Hard Truths About the Gaza Conflict

[Washington Post] Robert J. Lieber - Despite the tragic deaths of civilians, Israeli's airstrikes have been precisely aimed at Hamas fighters, installations and rocket launchers. From initial figures announced by UN personnel, it appears that more than 80% of those killed were Hamas security personnel or other militants - a ratio that might compare favorably with the use of force by U.S. and NATO troops in Afghanistan. In view of Hamas' practice of deliberately placing missile launchers and other weapons in the midst of densely populated areas, the precision is remarkable. What we are witnessing is not a "cycle" of violence.

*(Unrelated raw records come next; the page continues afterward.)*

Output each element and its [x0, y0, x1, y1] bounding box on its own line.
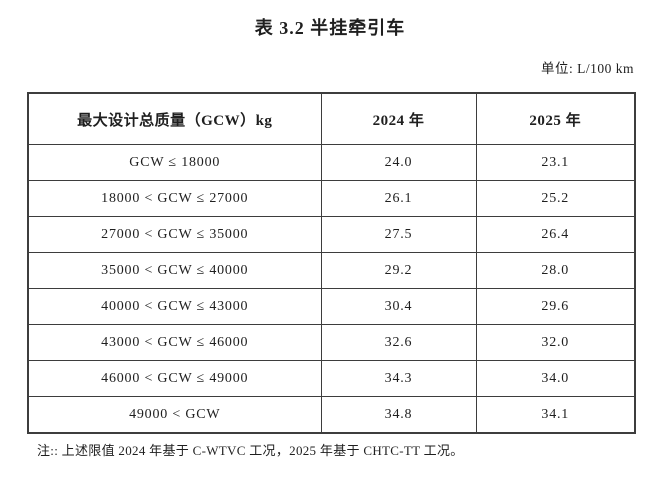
- table-row: 35000 < GCW ≤ 40000 29.2 28.0: [27, 252, 636, 289]
- cell-limit-2024: 27.5: [320, 216, 477, 253]
- cell-limit-2024: 26.1: [320, 180, 477, 217]
- cell-gcw-range: GCW ≤ 18000: [27, 144, 322, 181]
- header-gcw: 最大设计总质量（GCW）kg: [27, 92, 322, 145]
- cell-limit-2025: 29.6: [475, 288, 636, 325]
- table-row: GCW ≤ 18000 24.0 23.1: [27, 144, 636, 181]
- cell-limit-2025: 32.0: [475, 324, 636, 361]
- cell-limit-2025: 34.1: [475, 396, 636, 434]
- cell-limit-2024: 34.8: [320, 396, 477, 434]
- table-row: 18000 < GCW ≤ 27000 26.1 25.2: [27, 180, 636, 217]
- limits-table: 最大设计总质量（GCW）kg 2024 年 2025 年 GCW ≤ 18000…: [27, 92, 636, 434]
- table-title: 表 3.2 半挂牵引车: [254, 18, 406, 38]
- cell-gcw-range: 40000 < GCW ≤ 43000: [27, 288, 322, 325]
- cell-gcw-range: 35000 < GCW ≤ 40000: [27, 252, 322, 289]
- table-header-row: 最大设计总质量（GCW）kg 2024 年 2025 年: [27, 92, 636, 145]
- unit-label: 单位: L/100 km: [541, 61, 634, 76]
- header-2025: 2025 年: [475, 92, 636, 145]
- cell-limit-2024: 34.3: [320, 360, 477, 397]
- cell-limit-2025: 26.4: [475, 216, 636, 253]
- cell-limit-2025: 28.0: [475, 252, 636, 289]
- footnote: 注:: 上述限值 2024 年基于 C-WTVC 工况，2025 年基于 CHT…: [37, 443, 464, 458]
- cell-limit-2024: 24.0: [320, 144, 477, 181]
- table-row: 40000 < GCW ≤ 43000 30.4 29.6: [27, 288, 636, 325]
- header-2024: 2024 年: [320, 92, 477, 145]
- cell-limit-2025: 34.0: [475, 360, 636, 397]
- cell-limit-2025: 23.1: [475, 144, 636, 181]
- table-body: GCW ≤ 18000 24.0 23.1 18000 < GCW ≤ 2700…: [27, 144, 636, 434]
- cell-limit-2024: 29.2: [320, 252, 477, 289]
- table-row: 27000 < GCW ≤ 35000 27.5 26.4: [27, 216, 636, 253]
- cell-gcw-range: 43000 < GCW ≤ 46000: [27, 324, 322, 361]
- table-row: 46000 < GCW ≤ 49000 34.3 34.0: [27, 360, 636, 397]
- cell-limit-2024: 32.6: [320, 324, 477, 361]
- cell-gcw-range: 27000 < GCW ≤ 35000: [27, 216, 322, 253]
- cell-limit-2024: 30.4: [320, 288, 477, 325]
- table-row: 49000 < GCW 34.8 34.1: [27, 396, 636, 434]
- table-row: 43000 < GCW ≤ 46000 32.6 32.0: [27, 324, 636, 361]
- cell-gcw-range: 18000 < GCW ≤ 27000: [27, 180, 322, 217]
- cell-limit-2025: 25.2: [475, 180, 636, 217]
- table-block: 单位: L/100 km 最大设计总质量（GCW）kg 2024 年 2025 …: [27, 61, 636, 459]
- cell-gcw-range: 49000 < GCW: [27, 396, 322, 434]
- cell-gcw-range: 46000 < GCW ≤ 49000: [27, 360, 322, 397]
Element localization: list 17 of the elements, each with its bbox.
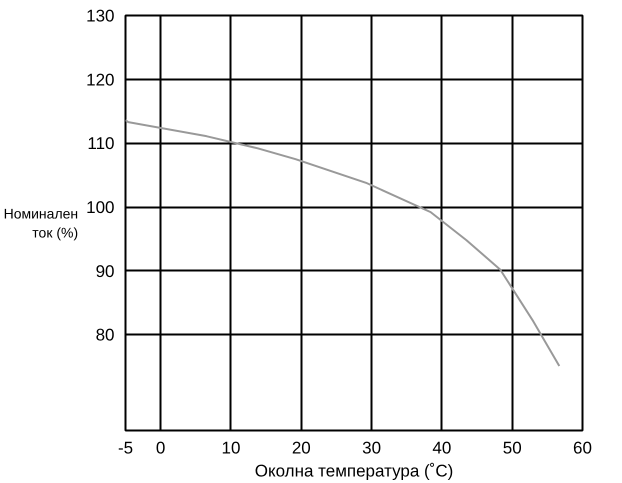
x-tick-label: -5 bbox=[118, 438, 134, 458]
x-tick-label: 0 bbox=[156, 438, 166, 458]
x-axis-title: Околна температура (˚C) bbox=[254, 462, 454, 480]
x-tick-label: 10 bbox=[222, 438, 240, 458]
y-tick-label: 120 bbox=[86, 70, 115, 90]
x-tick-label: 50 bbox=[502, 438, 522, 458]
y-tick-label: 90 bbox=[96, 262, 115, 281]
y-axis-title: Номинален ток (%) bbox=[4, 205, 78, 241]
y-tick-label: 80 bbox=[96, 326, 115, 345]
x-tick-label: 40 bbox=[432, 438, 452, 458]
y-tick-label: 130 bbox=[86, 6, 115, 26]
line-series bbox=[126, 119, 560, 368]
x-tick-label: 20 bbox=[292, 438, 311, 458]
x-tick-label: 60 bbox=[573, 438, 592, 458]
y-tick-label: 100 bbox=[86, 198, 115, 218]
y-tick-label: 110 bbox=[87, 134, 115, 154]
x-tick-label: 30 bbox=[362, 438, 382, 458]
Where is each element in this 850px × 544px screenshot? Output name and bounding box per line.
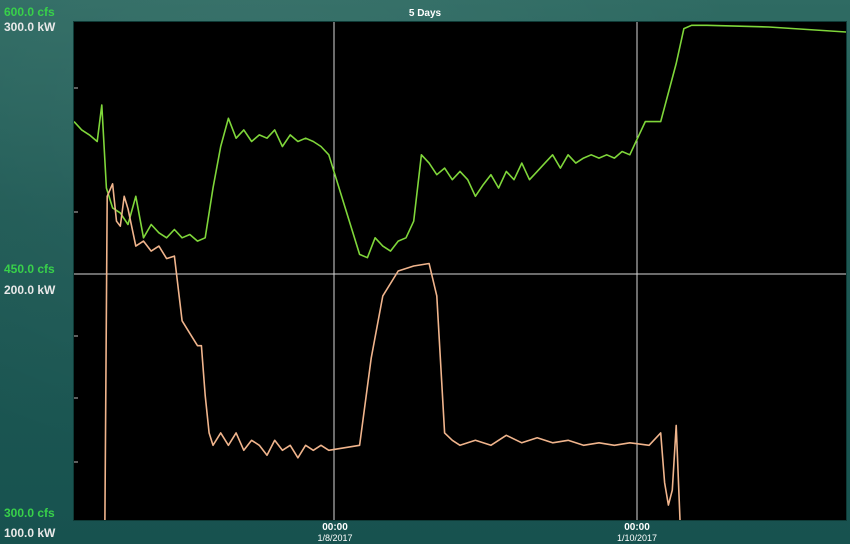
line-chart: [74, 22, 846, 520]
grid-lines: [74, 22, 846, 520]
series-line-cfs: [74, 24, 846, 259]
plot-area: [74, 22, 846, 520]
y-label-flow-mid: 450.0 cfs: [4, 262, 55, 276]
y-label-flow-bottom: 300.0 cfs: [4, 506, 55, 520]
x-tick-label-2: 00:00 1/10/2017: [607, 522, 667, 544]
y-label-power-top: 300.0 kW: [4, 20, 56, 34]
x-tick-time-2: 00:00: [624, 522, 650, 533]
x-tick-time-1: 00:00: [322, 522, 348, 533]
y-label-power-bottom: 100.0 kW: [4, 526, 56, 540]
x-tick-label-1: 00:00 1/8/2017: [305, 522, 365, 544]
chart-title: 5 Days: [408, 8, 442, 19]
y-label-flow-top: 600.0 cfs: [4, 5, 55, 19]
series-line-kw: [104, 183, 681, 520]
series-layer: [74, 24, 846, 520]
y-label-power-mid: 200.0 kW: [4, 283, 56, 297]
x-tick-date-2: 1/10/2017: [616, 533, 658, 543]
x-tick-date-1: 1/8/2017: [317, 533, 353, 543]
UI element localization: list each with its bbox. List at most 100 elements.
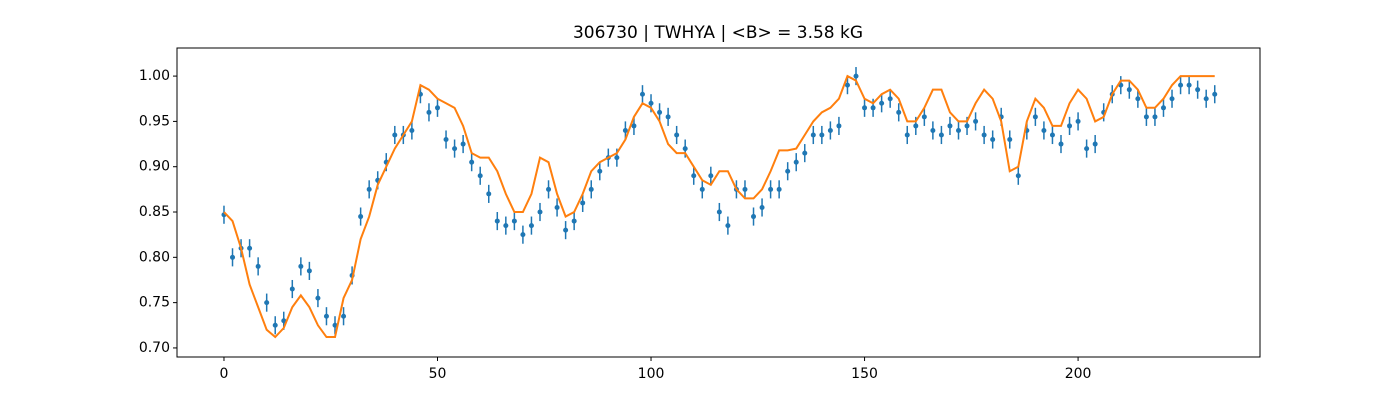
data-point (614, 155, 620, 161)
plot-frame (176, 47, 1261, 358)
data-point (230, 254, 236, 260)
data-point (665, 114, 671, 120)
data-point (486, 191, 492, 197)
data-point (716, 209, 722, 215)
data-point (571, 218, 577, 224)
data-point (973, 118, 979, 124)
data-point (862, 105, 868, 111)
y-tick-label: 0.90 (139, 159, 170, 175)
data-point (554, 204, 560, 210)
data-point (921, 114, 927, 120)
data-point (1152, 114, 1158, 120)
data-point (1007, 137, 1013, 143)
data-point (802, 150, 808, 156)
data-point (913, 123, 919, 129)
data-point (1041, 127, 1047, 133)
data-point (631, 123, 637, 129)
data-point (742, 186, 748, 192)
data-point (1212, 91, 1218, 97)
data-point (537, 209, 543, 215)
data-point (981, 132, 987, 138)
data-point (323, 313, 329, 319)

The IDF airstrikes are a reaction to the unrelenting rocket and mortar attacks against the Jewish state. The expanding range of Palestinian rockets now covers an area populated by as many as 700,000 Israelis. Israel and Hamas have profoundly different aims. Israel has accepted the principle of a two-state solution as the basis for ending the conflict. Hamas, by contrast, rejects this. Any realistic hope of progress toward a peaceful resolution of the Israeli-Palestinian conflict and a successful two-state solution requires that Hamas suffer a severe setback in ways that seriously damage its capabilities and weaken its political credibility among Palestinians. Leading officials of Egypt, Saudi Arabia and the Palestinian Authority know this. Ultimately, peace will be possible only if most Palestinians and their leaders become convinced that terrorism and violence are a dead end and that they cannot under any circumstances prevail over Israel through the use of force. If today's conflict leaves a seriously weakened and politically damaged Hamas, that result is more likely to enhance the prospects for peace than to weaken them. The writer is a professor of government and international affairs at Georgetown University.